たしかに脳の動きが高速になってくると、手で書いている時間のロスを感じる。大学教授は脳の回転が速すぎて書くのが追いつかないから字が汚いんだ、という笑い話もあるくらいだ。

これは丁寧な板書で授業するより、要所だけなぐり書きしたり、パワポで表示したりするほうが、生徒の脳を止めずに学習を進められるというメリットに似ている。

音声メインのSNSが盛り上がってきているのも、「目と耳とを別のものごとの処理に当てたい」という欲ばりからではないか。

時代の流れは速くなり、情報は飽和を通りこして溢れかえっている。

なるだけ多くの情報を、少しでも効率よく吸収しようとすると、それを媒介する「書く」「1倍速の民放を見る」などの動作は、避けられるようになっているのかもしれない。


大学の黒板をスマホで撮る学生。

「最初からパワポ資料ください」という生徒。

ZOOM講義と同時進行で別の本を1冊読み切る受講生。

1倍速の授業を聞くくらいなら仮病で欠席して自宅で勉強する受験生。


もしこれらがただの手抜きではなく結果にコミットしているのであれば、黒板の前でチョーク&トークしている我々の存在価値はもうなくなりかけているのかもしれない。

そう言う私自身、コロナ禍で授業配信の話題が出たとき「市内で一番優秀な教員1人が配信すればいい」と管理職に言ったものだ。

個別最適化の行きつく先は、一斉「ではない」授業だ。

勉強を教えるのではなく勉強「法」を教える必要がある。

学習調整能力を評価するのであれば、学習調整能力を鍛えていなければならない。

観点3(態度)にAがつかないのは、我々が学習調整能力を育てられなかったからではないのか。


絶対評価が導入されて以来、気づく人は気づいていたと思うが、生徒を評価しているようで実は評価されているのは教員自身の指導力だ。全員が十分な学力を身につけたなら、全員にオールAの5をつけたっていいのだから。


ところで、いくら粘り強く努力しても結果が出ないと学習調整能力が発揮されたとみなせない(観点3にAがつけられない)のであれば、「時間いっぱい掃除しましょう」はどうだろうか。

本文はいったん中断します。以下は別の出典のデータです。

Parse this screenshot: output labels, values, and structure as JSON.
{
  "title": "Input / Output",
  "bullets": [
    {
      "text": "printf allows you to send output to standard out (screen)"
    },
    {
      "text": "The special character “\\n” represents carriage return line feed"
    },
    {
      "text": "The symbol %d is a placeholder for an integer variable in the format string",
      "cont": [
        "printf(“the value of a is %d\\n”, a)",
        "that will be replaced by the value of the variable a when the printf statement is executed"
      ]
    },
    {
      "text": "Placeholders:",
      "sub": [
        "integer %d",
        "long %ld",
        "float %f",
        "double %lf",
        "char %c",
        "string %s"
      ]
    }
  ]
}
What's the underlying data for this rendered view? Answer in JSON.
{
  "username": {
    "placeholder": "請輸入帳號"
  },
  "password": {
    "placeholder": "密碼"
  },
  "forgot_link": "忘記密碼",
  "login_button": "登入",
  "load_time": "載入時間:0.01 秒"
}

時間いっぱい掃除したところで、きれいになっていなければB評価ということになる。実際、世の中では短い時間でいい仕事をした人間の方が評価される。「横並び」や「時間をかけること」がよしとされているのは学校の中だけかもしれない。それは子どもたちにとって不幸なことではないだろうか。

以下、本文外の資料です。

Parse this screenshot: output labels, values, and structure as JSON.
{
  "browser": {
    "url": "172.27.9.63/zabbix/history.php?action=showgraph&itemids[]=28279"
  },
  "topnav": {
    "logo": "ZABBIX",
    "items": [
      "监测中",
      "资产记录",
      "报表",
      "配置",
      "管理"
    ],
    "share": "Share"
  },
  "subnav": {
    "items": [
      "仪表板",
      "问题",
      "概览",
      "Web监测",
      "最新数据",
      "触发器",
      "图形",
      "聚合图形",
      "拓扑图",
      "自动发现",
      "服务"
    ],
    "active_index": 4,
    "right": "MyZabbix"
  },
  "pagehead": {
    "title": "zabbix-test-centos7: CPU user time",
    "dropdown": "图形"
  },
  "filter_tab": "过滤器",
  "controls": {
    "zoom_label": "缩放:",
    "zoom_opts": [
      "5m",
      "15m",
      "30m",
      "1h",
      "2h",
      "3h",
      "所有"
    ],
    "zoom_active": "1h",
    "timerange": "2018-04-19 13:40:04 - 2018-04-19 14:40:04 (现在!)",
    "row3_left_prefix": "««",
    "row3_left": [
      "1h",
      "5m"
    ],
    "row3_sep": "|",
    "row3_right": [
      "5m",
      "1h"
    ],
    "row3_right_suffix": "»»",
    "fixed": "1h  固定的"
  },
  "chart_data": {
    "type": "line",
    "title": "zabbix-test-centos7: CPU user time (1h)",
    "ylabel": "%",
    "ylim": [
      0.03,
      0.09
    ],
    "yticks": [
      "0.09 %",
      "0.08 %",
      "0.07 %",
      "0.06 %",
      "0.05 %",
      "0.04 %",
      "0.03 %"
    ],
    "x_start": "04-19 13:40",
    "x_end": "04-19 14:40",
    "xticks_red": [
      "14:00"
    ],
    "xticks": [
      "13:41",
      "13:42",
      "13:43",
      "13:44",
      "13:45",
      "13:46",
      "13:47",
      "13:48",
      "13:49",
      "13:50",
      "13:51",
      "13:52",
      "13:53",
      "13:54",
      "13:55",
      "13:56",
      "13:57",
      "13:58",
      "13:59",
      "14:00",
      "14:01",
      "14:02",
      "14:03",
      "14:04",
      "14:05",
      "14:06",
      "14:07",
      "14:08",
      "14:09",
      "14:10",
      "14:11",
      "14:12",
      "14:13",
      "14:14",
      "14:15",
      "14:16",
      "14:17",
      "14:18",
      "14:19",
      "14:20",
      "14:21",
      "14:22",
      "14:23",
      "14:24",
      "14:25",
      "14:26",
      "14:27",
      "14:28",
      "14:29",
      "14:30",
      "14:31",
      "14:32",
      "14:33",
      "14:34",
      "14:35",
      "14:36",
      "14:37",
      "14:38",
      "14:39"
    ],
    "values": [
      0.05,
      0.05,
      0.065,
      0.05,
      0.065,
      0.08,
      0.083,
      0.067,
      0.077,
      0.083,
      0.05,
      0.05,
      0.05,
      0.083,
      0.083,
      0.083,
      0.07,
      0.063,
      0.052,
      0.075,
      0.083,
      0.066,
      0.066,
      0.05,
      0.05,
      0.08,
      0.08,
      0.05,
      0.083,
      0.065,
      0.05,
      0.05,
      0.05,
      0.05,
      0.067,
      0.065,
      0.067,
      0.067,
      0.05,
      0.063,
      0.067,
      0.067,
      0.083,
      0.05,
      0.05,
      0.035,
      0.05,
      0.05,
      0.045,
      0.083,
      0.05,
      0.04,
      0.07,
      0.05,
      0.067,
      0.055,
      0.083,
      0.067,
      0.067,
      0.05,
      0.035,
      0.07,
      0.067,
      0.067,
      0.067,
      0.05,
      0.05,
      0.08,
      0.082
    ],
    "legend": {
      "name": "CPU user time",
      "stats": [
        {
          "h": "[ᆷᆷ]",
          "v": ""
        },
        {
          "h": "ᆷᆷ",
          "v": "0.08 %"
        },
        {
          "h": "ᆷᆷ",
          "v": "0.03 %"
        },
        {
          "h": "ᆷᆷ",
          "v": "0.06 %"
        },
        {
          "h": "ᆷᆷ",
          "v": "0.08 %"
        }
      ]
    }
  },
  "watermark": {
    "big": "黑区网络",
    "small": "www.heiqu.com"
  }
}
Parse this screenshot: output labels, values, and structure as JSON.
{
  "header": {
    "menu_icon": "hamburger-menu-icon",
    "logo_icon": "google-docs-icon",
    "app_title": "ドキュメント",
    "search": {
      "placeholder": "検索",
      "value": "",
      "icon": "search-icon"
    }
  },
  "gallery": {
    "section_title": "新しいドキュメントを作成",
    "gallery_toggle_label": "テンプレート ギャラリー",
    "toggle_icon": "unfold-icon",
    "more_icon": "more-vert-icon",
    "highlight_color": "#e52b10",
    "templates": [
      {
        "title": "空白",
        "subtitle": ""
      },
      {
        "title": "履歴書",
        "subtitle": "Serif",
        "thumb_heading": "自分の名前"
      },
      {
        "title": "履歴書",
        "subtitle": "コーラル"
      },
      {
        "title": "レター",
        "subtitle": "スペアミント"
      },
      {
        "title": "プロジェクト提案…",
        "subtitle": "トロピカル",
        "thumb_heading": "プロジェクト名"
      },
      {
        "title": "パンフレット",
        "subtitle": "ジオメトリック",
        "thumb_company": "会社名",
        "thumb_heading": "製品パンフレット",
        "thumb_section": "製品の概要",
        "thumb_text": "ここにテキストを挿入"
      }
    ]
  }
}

教員の人権を取り戻すためにも働き方改革は必須だが、いい仕事をしなくていいということにはならない。

教員にも『グロース(Growth)マインドセット』が必要だ。

チョークを手に一方的に話し続ける教員から、自学を支援するファシリテータに変化していかなければならない。

それは教員という職種の終焉だろうか。

それとも真に教育者と呼ばれる新時代の夜明けだろうか。

自己調整によって未来を変えていけるのであれば、後者たらんと粘り強く挑戦していきたいと私は思う。